The great Palestinian hip-hop group DAM (I met them in person last year during their stop in Madison) are famous for asking min irhabi -- Who's the Terrorist? Let's apply that question to Humam Khalil Abu-Mulal al-Balawi, who recently carried out a successful martyrdom operation against a group of CIA agents in Afghanistan.
Time Magazine reports: "So why did al-Balawi, a seemingly trusted agent, switch sides? The Jordanian intelligence sources who spoke to TIME speculate that al-Balawi had become enraged at the Americans for killing a high number of civilians in their hunt for al-Qaeda and Taliban leaders. And al-Balawi, who felt partly responsible for these deaths because of his role in pointing out the targeted villages in which al-Qaeda militants had been hiding, may have been consumed by guilt. 'It's very possible that he decided to take revenge for the death of these Muslim civilians,' says a senior Jordanian official."
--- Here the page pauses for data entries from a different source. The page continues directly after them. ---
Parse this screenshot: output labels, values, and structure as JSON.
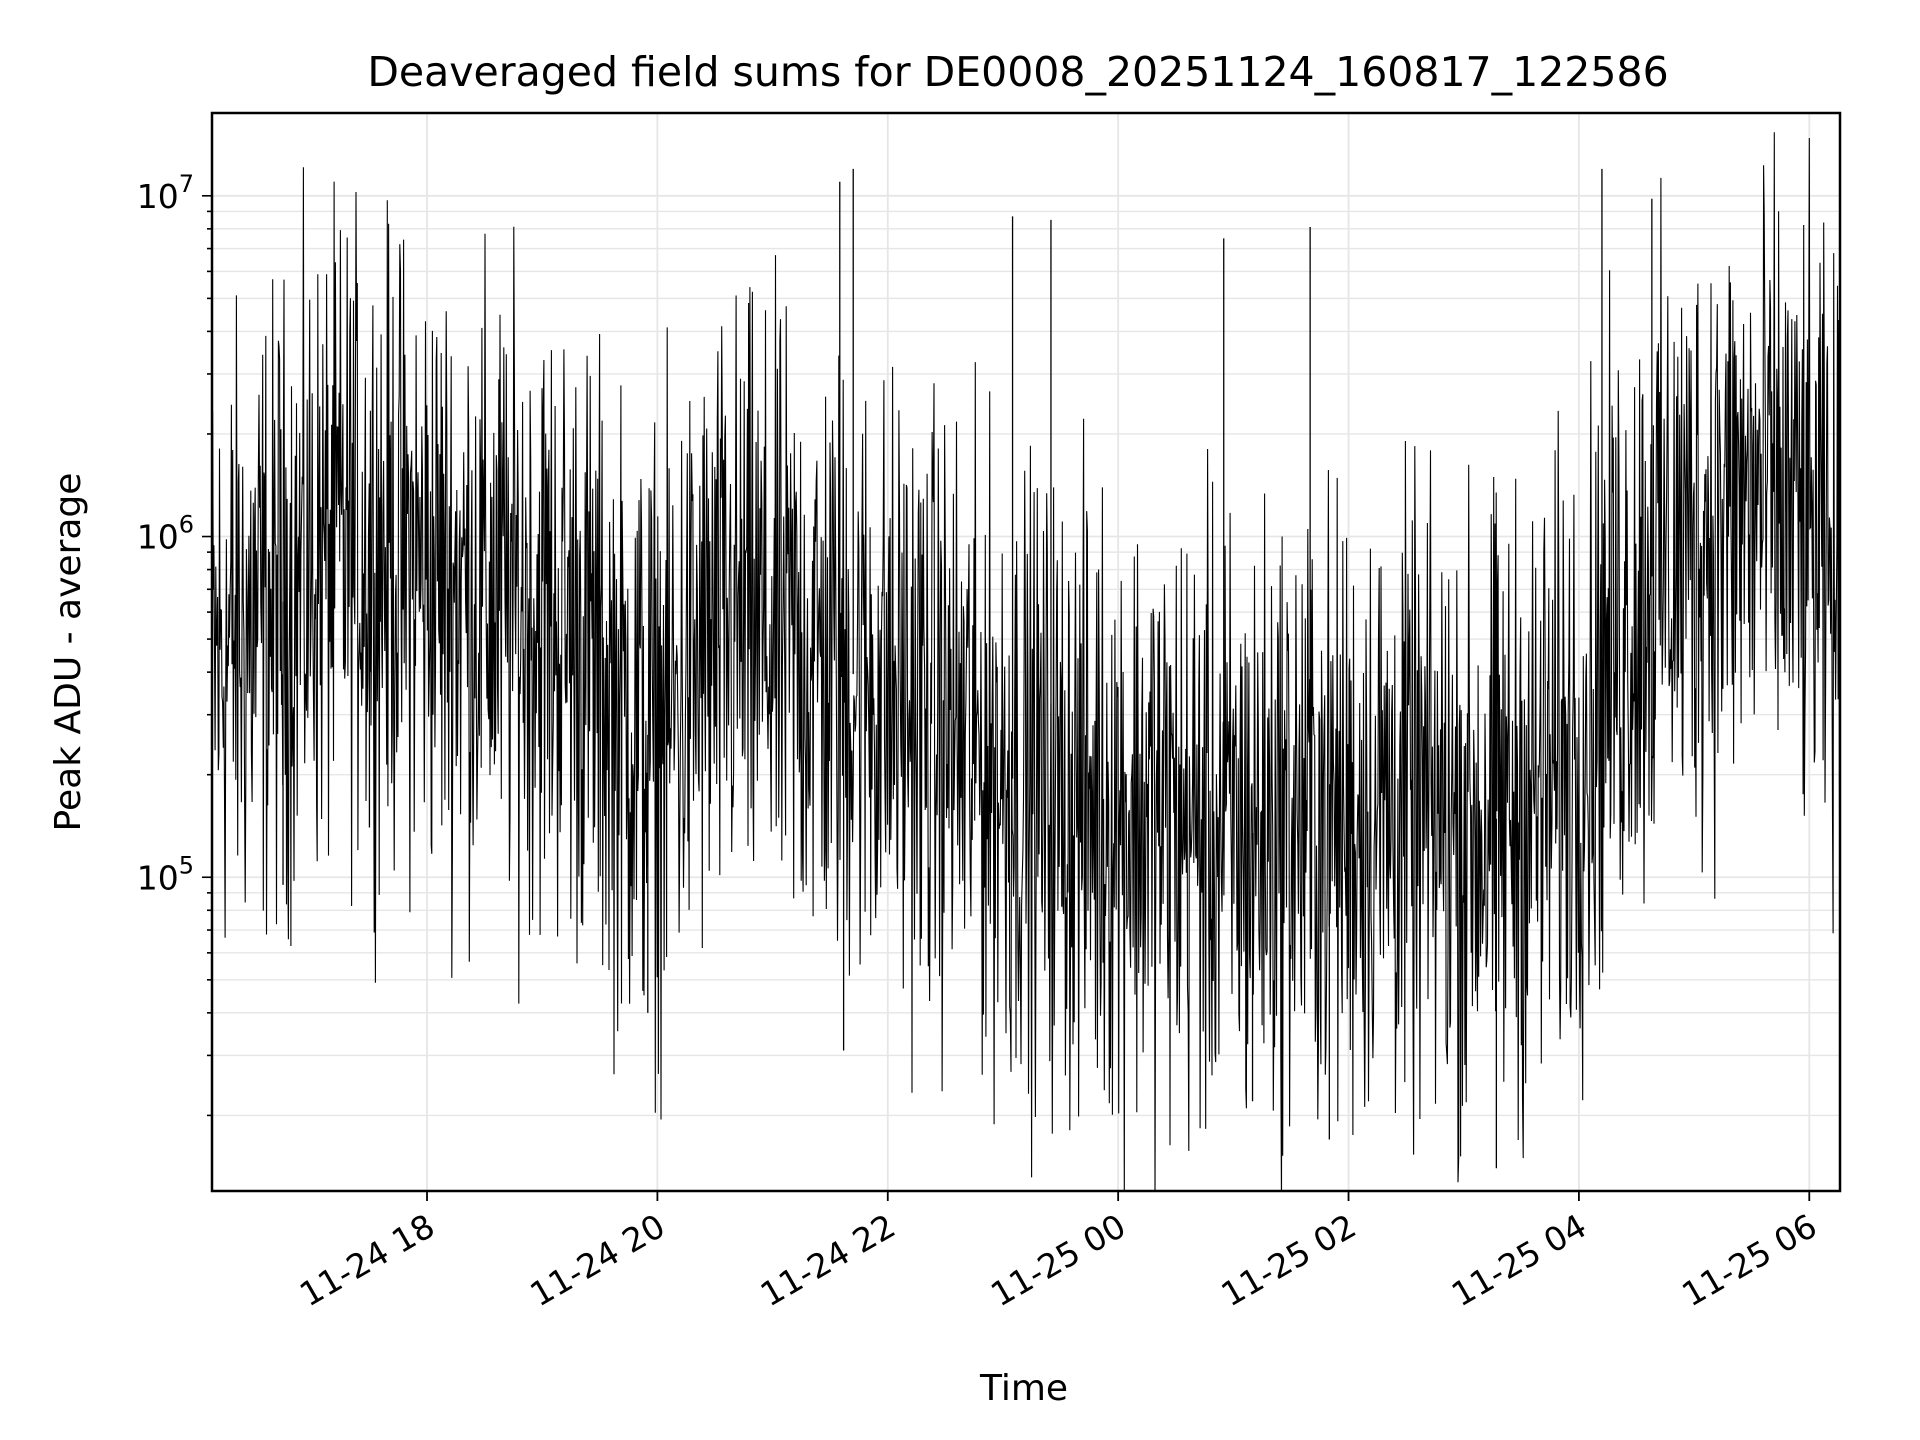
{
  "chart_data": {
    "type": "line",
    "title": "Deaveraged field sums for DE0008_20251124_160817_122586",
    "xlabel": "Time",
    "ylabel": "Peak ADU - average",
    "yscale": "log",
    "xlim": [
      "2025-11-24 16:08",
      "2025-11-25 06:16"
    ],
    "ylim": [
      12000,
      17500000
    ],
    "x_ticks": [
      {
        "value": "2025-11-24 18:00",
        "label": "11-24 18"
      },
      {
        "value": "2025-11-24 20:00",
        "label": "11-24 20"
      },
      {
        "value": "2025-11-24 22:00",
        "label": "11-24 22"
      },
      {
        "value": "2025-11-25 00:00",
        "label": "11-25 00"
      },
      {
        "value": "2025-11-25 02:00",
        "label": "11-25 02"
      },
      {
        "value": "2025-11-25 04:00",
        "label": "11-25 04"
      },
      {
        "value": "2025-11-25 06:00",
        "label": "11-25 06"
      }
    ],
    "y_ticks": [
      {
        "value": 100000,
        "base": "10",
        "exp": "5"
      },
      {
        "value": 1000000,
        "base": "10",
        "exp": "6"
      },
      {
        "value": 10000000,
        "base": "10",
        "exp": "7"
      }
    ],
    "grid": true,
    "line_color": "#000000",
    "grid_color": "#e6e6e6",
    "series": [
      {
        "x": [
          "2025-11-24 16:08",
          "2025-11-24 16:20",
          "2025-11-24 16:40",
          "2025-11-24 17:00",
          "2025-11-24 17:20",
          "2025-11-24 17:40",
          "2025-11-24 18:00",
          "2025-11-24 18:20",
          "2025-11-24 18:40",
          "2025-11-24 19:00",
          "2025-11-24 19:20",
          "2025-11-24 19:40",
          "2025-11-24 20:00",
          "2025-11-24 20:20",
          "2025-11-24 20:40",
          "2025-11-24 21:00",
          "2025-11-24 21:20",
          "2025-11-24 21:40",
          "2025-11-24 22:00",
          "2025-11-24 22:20",
          "2025-11-24 22:40",
          "2025-11-24 23:00",
          "2025-11-24 23:20",
          "2025-11-24 23:40",
          "2025-11-25 00:00",
          "2025-11-25 00:20",
          "2025-11-25 00:40",
          "2025-11-25 01:00",
          "2025-11-25 01:20",
          "2025-11-25 01:40",
          "2025-11-25 02:00",
          "2025-11-25 02:20",
          "2025-11-25 02:40",
          "2025-11-25 03:00",
          "2025-11-25 03:20",
          "2025-11-25 03:40",
          "2025-11-25 04:00",
          "2025-11-25 04:20",
          "2025-11-25 04:40",
          "2025-11-25 05:00",
          "2025-11-25 05:20",
          "2025-11-25 05:40",
          "2025-11-25 06:00",
          "2025-11-25 06:16"
        ],
        "values": [
          400000,
          500000,
          600000,
          800000,
          1000000,
          900000,
          800000,
          700000,
          650000,
          600000,
          500000,
          300000,
          250000,
          400000,
          550000,
          500000,
          450000,
          400000,
          350000,
          300000,
          250000,
          200000,
          180000,
          170000,
          160000,
          150000,
          140000,
          130000,
          140000,
          150000,
          150000,
          160000,
          150000,
          140000,
          150000,
          170000,
          250000,
          500000,
          800000,
          1000000,
          1200000,
          1300000,
          1000000,
          600000
        ]
      }
    ],
    "spikes": [
      {
        "x": "2025-11-24 21:35",
        "y": 11000000
      },
      {
        "x": "2025-11-24 21:42",
        "y": 12000000
      },
      {
        "x": "2025-11-24 23:05",
        "y": 8700000
      },
      {
        "x": "2025-11-24 23:25",
        "y": 8500000
      },
      {
        "x": "2025-11-25 04:12",
        "y": 12000000
      },
      {
        "x": "2025-11-25 04:38",
        "y": 9800000
      },
      {
        "x": "2025-11-25 00:55",
        "y": 7500000
      },
      {
        "x": "2025-11-25 01:40",
        "y": 8100000
      },
      {
        "x": "2025-11-25 01:10",
        "y": 22000
      },
      {
        "x": "2025-11-25 01:50",
        "y": 17000
      },
      {
        "x": "2025-11-25 03:17",
        "y": 14000
      },
      {
        "x": "2025-11-24 16:45",
        "y": 95000
      },
      {
        "x": "2025-11-24 17:30",
        "y": 140000
      },
      {
        "x": "2025-11-24 19:55",
        "y": 40000
      },
      {
        "x": "2025-11-24 21:37",
        "y": 31000
      }
    ]
  }
}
A standard definition of terrorism is "attacking civilians in order to spread fear." Al-Balawi's martyrdom operation did not target any civilians. It targeted CIA agents who are part of an occupying force. Under international law and basic justice, occupied peoples have the right if not the duty to fight back against their occupiers, and anyone who cares about international law and basic justice has the right if not the duty to help them. So al-Balawi's act was not only NOT terrorism, it was perfectly legal, even laudable, according to international law and simple justice.
And since
the CIA, along with
Mossad, helped carry out and cover up the 9/11 atrocities, al-Balawi's act could even be seen as one of revenge against the real perpetrators of 9/11, who designed and used that event to launch their campaign of terrorist mass murder around the world.